Differential diagnosis

It include conditions such as

  • Herpes simplex infection
  • Impetigo

Management includes

Supportive therapy

Supportive therapy to provide symptomatic relief. Therapy includes

  • Maintenance of hydration with adequate fluid intake
  • Antipyretics
  • Proper hygiene to prevent secondary bacterial infections.


Medical therapy

I. Systemic

  • Oral acyclovir: It reduces viral shedding, systemic dissemination of virus, and incidence/ ocular complications, particularly if used within seventy-two hours of onset of symptoms. It also shortens duration of pain if taken early.
  • Intravenous acyclovir: It may be used in immunocompromised individuals.
  • Famciclovir: This is a prodrug of penciclovir and has a much higher bioavailability than acyclovir. It is well tolerated and safe with similar efficacy to acyclovir.
  • Valacyclovir: It is ester of acyclovir and has greater bioavailability than acyclovir. It has similar efficacy in the prevention of ocular complications and in the prevention of sequelae of herpes zoster. It significantly accelerate resolution of pain as compared to acyclovir.


II. Local ocular therapy

Skin care: It includes

  • Mechanical cleansing of affected skin
  • Cold compresses
  • Local application of antibiotic without steroids

Eye: Local debridement of lesions help when it is supplemented along with systemic therapy.

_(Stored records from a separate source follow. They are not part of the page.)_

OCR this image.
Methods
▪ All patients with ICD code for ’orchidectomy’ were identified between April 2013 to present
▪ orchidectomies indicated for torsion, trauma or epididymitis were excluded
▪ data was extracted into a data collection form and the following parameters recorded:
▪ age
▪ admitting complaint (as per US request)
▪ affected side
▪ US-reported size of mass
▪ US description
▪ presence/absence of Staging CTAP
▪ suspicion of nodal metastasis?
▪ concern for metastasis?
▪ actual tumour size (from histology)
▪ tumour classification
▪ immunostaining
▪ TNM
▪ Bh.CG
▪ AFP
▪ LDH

Neurotrophic keratitis/Epithelial defects: These may be treated with

  • Artificial tears (non-preserved)
  • Eye ointment
  • Pressure bandage
  • Therapeutic soft contact lenses.
  • Punctal occlusion
  • Conjunctival flap
  • Autologous conjunctival transplantation
  • Tarsorrhaphy

Use of steroids

  • Topical steroids are used judiciously in the management of Sclerokeratitis, interstitial keratitis, disciform keratitis, anterior stromal infiltrates, HZO glaucoma and keratouveitis.
  • Topical, periocular, or systemic steroids may be used for their anti-inflammatory action in vitreous debris/ haemorrhage, or HZO vitritis.
  • Systemic steroids along with intravenous acyclovir may be beneficial in HZO optic neuritis, chorioretinitis, acute retinal necrosis, retinitis, and progressive outer retinal necrosis.

Post-herpetic neuralgia (PHN): It may be treated with

  • Local capsaicin cream: It is applied locally for providing relief in pain.
  • Famciclovir and valacyclovir: These significantly reduce duration but not incidence of PHN
  • Analgesics.
  • Antidepressants: Antidepressant like amitriptyline when used for ninety days, reduces incidence of pain at six months.
  • Percutaneous electrical nerve stimulation (PENS): A trial has suggested decrease in pain when compared with use of famciclovir.

Occasionally, some patients with severe and intractable pain may require psychiatric consultation, trigeminal rhizotomy, or stellate ganglion block.